Surely girls' academic prowess suggests it's past time to stop appropriating taxpayer dollars for programs predicated on the idea that girls are disproportionately suffering in our public schools. That's a conclusion the AAUW isn't willing to reach. In this report, they reluctantly admit that girls aren't doing so badly, but then quickly push to move the public debate "beyond gender" to focus on other factors, like race and family income, which are more closely tied to educational outcomes.
Yet AAUW has no plans to move beyond gender when it comes to seeking women-specific educational support from government benefactors. The AAUW has been among the chorus pushing policymakers and educators to take proactive measures to increase the number of women focused on science, technology, engineering, and mathematics, which are among the few remaining disciplines in which men outperform women. The AAUW has applauded using Title IX to scare colleges into creating "proportionality" in their athletic roster, even when that results in eliminating men's sports teams.
The AAUW likely fears that if the public accepts the idea of a "boy crisis," activists and policymakers will steer the public-school system in a more "boy friendly" direction. After all, that's the tactic they embraced when sounding alarms about a "girl crisis." You could say they're unintentionally right to want to stop that from happening - it would be a terrible policy outcome, since there is no one best way to educate a boy or a girl of any race or income level.

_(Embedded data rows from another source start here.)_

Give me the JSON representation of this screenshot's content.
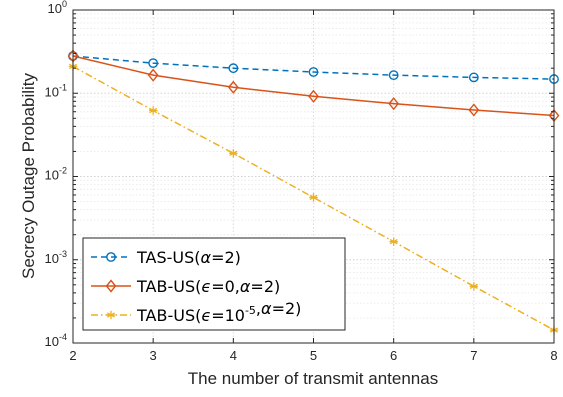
{
  "chart_data": {
    "type": "line",
    "title": "",
    "xlabel": "The number of transmit antennas",
    "ylabel": "Secrecy Outage Probability",
    "xlim": [
      2,
      8
    ],
    "ylim": [
      0.0001,
      1
    ],
    "yscale": "log",
    "grid": true,
    "legend_position": "bottom-left",
    "x": [
      2,
      3,
      4,
      5,
      6,
      7,
      8
    ],
    "x_tick_labels": [
      "2",
      "3",
      "4",
      "5",
      "6",
      "7",
      "8"
    ],
    "y_ticks": [
      {
        "value": 0.0001,
        "base": "10",
        "exp": "-4"
      },
      {
        "value": 0.001,
        "base": "10",
        "exp": "-3"
      },
      {
        "value": 0.01,
        "base": "10",
        "exp": "-2"
      },
      {
        "value": 0.1,
        "base": "10",
        "exp": "-1"
      },
      {
        "value": 1,
        "base": "10",
        "exp": "0"
      }
    ],
    "series": [
      {
        "legend": {
          "prefix": "TAS-US(",
          "parts": [
            {
              "t": "α",
              "s": "italic"
            },
            {
              "t": "=2)"
            }
          ]
        },
        "color": "#0072BD",
        "dash": "dashed",
        "marker": "circle",
        "values": [
          0.28,
          0.23,
          0.2,
          0.18,
          0.165,
          0.155,
          0.148
        ]
      },
      {
        "legend": {
          "prefix": "TAB-US(",
          "parts": [
            {
              "t": "ϵ",
              "s": "italic"
            },
            {
              "t": "=0,"
            },
            {
              "t": "α",
              "s": "italic"
            },
            {
              "t": "=2)"
            }
          ]
        },
        "color": "#D95319",
        "dash": "solid",
        "marker": "diamond",
        "values": [
          0.28,
          0.165,
          0.118,
          0.092,
          0.075,
          0.063,
          0.054
        ]
      },
      {
        "legend": {
          "prefix": "TAB-US(",
          "parts": [
            {
              "t": "ϵ",
              "s": "italic"
            },
            {
              "t": "=10"
            },
            {
              "t": "-5",
              "s": "sup"
            },
            {
              "t": ","
            },
            {
              "t": "α",
              "s": "italic"
            },
            {
              "t": "=2)"
            }
          ]
        },
        "color": "#EDB120",
        "dash": "dashdot",
        "marker": "star",
        "values": [
          0.21,
          0.062,
          0.019,
          0.0056,
          0.00165,
          0.00048,
          0.000143
        ]
      }
    ]
  }
}
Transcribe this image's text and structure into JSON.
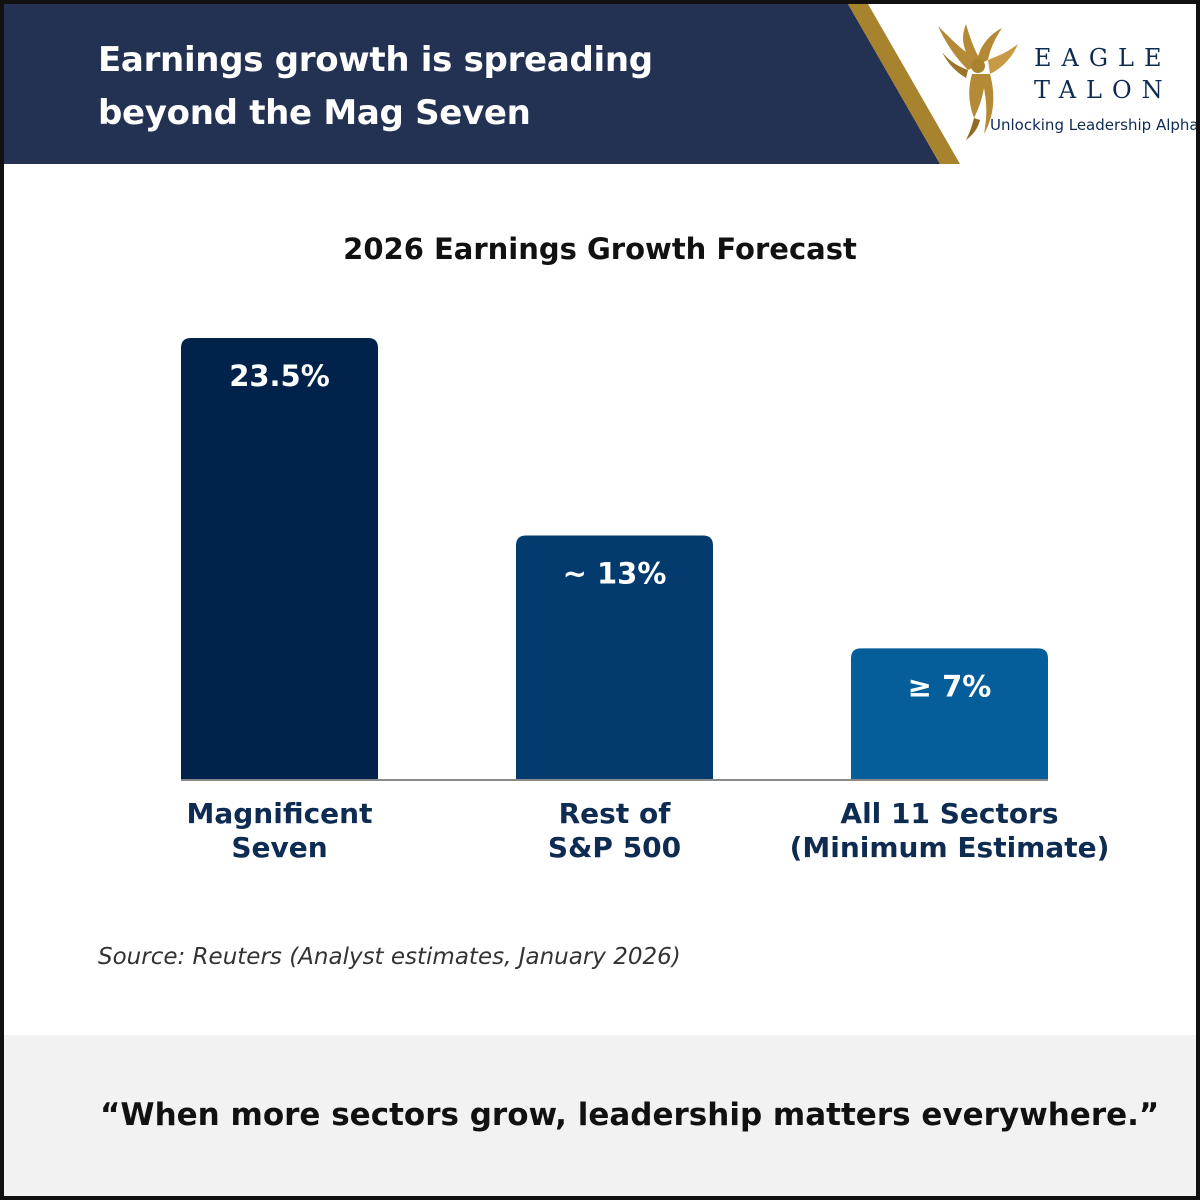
{
  "header": {
    "headline_line1": "Earnings growth is spreading",
    "headline_line2": "beyond the Mag Seven",
    "colors": {
      "navy": "#233252",
      "gold": "#a8832e"
    }
  },
  "logo": {
    "icon": "eagle-icon",
    "word1": "EAGLE",
    "word2": "TALON",
    "tagline": "Unlocking Leadership Alpha"
  },
  "chart_data": {
    "type": "bar",
    "title": "2026 Earnings Growth Forecast",
    "xlabel": "",
    "ylabel": "",
    "ylim": [
      0,
      23.5
    ],
    "grid": false,
    "legend": "none",
    "categories": [
      [
        "Magnificent",
        "Seven"
      ],
      [
        "Rest of",
        "S&P 500"
      ],
      [
        "All 11 Sectors",
        "(Minimum Estimate)"
      ]
    ],
    "values": [
      23.5,
      13,
      7
    ],
    "value_labels": [
      "23.5%",
      "~ 13%",
      "≥ 7%"
    ],
    "colors": [
      "#00224b",
      "#033b6e",
      "#055d99"
    ]
  },
  "source": "Source: Reuters (Analyst estimates, January 2026)",
  "footer": {
    "quote": "“When more sectors grow, leadership matters everywhere.”"
  }
}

If only the AAUW were sincere in their desire to move beyond the obsession with sex-specific outcomes. After all, the issue really shouldn't be whether we call it a boy crisis, a girl crisis, or an inner-city crisis. The problem is simply that too many public schools aren't helping children make the most of their potential.

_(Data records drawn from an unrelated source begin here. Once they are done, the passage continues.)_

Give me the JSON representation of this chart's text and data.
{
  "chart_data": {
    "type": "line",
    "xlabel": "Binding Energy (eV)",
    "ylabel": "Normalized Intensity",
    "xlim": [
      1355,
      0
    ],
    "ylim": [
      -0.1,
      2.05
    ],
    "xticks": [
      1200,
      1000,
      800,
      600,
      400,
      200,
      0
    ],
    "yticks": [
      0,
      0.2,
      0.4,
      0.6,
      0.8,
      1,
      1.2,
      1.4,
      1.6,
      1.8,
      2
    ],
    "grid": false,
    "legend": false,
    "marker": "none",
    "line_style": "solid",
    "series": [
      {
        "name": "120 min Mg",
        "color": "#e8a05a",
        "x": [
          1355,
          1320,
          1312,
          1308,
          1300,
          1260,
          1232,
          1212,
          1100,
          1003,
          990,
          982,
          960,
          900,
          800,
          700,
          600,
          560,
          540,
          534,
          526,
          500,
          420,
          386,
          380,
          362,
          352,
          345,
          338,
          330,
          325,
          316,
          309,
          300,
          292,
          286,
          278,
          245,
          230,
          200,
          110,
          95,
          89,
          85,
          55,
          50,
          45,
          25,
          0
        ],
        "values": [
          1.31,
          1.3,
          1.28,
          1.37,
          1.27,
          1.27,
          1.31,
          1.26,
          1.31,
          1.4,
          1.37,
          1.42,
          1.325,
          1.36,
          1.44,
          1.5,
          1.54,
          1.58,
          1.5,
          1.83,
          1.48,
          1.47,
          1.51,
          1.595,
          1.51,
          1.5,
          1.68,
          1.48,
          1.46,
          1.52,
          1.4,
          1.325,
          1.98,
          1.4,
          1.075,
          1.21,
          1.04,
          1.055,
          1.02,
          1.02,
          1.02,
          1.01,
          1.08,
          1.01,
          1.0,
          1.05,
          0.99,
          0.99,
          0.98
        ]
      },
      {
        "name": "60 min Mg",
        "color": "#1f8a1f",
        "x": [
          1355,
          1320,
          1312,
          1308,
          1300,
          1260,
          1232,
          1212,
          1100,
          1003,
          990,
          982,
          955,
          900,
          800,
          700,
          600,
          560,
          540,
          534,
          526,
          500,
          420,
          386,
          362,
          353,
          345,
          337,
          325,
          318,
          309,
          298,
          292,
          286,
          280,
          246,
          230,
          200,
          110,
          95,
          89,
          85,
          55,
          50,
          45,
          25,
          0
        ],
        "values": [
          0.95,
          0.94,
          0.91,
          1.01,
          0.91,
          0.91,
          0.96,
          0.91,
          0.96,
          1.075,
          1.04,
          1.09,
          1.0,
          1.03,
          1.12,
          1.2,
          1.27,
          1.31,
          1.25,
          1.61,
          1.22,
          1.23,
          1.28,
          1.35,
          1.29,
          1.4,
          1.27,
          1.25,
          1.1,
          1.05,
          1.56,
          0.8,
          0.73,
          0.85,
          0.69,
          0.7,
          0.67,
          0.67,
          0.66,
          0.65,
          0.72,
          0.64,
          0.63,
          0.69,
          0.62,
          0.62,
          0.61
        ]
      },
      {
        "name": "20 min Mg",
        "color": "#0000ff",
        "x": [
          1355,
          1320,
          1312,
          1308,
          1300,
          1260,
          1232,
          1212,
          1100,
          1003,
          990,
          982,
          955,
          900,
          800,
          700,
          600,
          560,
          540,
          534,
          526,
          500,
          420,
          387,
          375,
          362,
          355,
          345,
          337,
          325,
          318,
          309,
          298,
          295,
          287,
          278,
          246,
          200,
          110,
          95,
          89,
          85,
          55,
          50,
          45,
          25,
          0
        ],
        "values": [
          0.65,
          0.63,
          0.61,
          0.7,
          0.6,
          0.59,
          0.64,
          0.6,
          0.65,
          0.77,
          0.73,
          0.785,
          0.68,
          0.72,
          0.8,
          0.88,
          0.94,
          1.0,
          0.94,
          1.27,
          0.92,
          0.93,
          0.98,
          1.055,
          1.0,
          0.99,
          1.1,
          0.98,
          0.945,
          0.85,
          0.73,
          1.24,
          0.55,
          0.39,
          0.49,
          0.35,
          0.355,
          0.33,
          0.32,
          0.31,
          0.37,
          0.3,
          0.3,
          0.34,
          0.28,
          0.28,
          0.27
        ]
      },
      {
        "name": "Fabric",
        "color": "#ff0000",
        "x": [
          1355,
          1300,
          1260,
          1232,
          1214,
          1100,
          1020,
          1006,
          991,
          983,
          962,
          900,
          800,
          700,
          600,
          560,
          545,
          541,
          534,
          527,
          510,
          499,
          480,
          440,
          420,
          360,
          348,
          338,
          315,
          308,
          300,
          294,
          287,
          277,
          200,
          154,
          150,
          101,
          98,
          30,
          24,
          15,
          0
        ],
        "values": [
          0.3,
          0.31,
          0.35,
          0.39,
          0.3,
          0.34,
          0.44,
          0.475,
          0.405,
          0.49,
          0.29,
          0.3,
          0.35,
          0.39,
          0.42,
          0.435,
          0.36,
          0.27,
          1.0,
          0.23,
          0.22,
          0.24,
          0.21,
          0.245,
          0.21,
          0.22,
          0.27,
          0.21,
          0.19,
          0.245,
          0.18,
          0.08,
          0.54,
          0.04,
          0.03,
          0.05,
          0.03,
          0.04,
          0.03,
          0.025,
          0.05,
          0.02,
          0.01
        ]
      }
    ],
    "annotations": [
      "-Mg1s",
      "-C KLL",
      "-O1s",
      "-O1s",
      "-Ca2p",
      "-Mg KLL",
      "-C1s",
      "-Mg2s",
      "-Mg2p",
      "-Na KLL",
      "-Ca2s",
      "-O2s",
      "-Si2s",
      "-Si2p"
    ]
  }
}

Policymakers from across the political spectrum - from President Bush to Washington D.C. councilman and former mayor Marion Barry - are increasingly recognizing this truth and fighting to give parents more choices and control over how children are educated. Boosting educational achievement is the top priority. But school choice would also importantly help defuse the contentious policy debates that fuel the educational gender wars. A ceasefire would be good news for everyone... except of course for the grievance peddlers.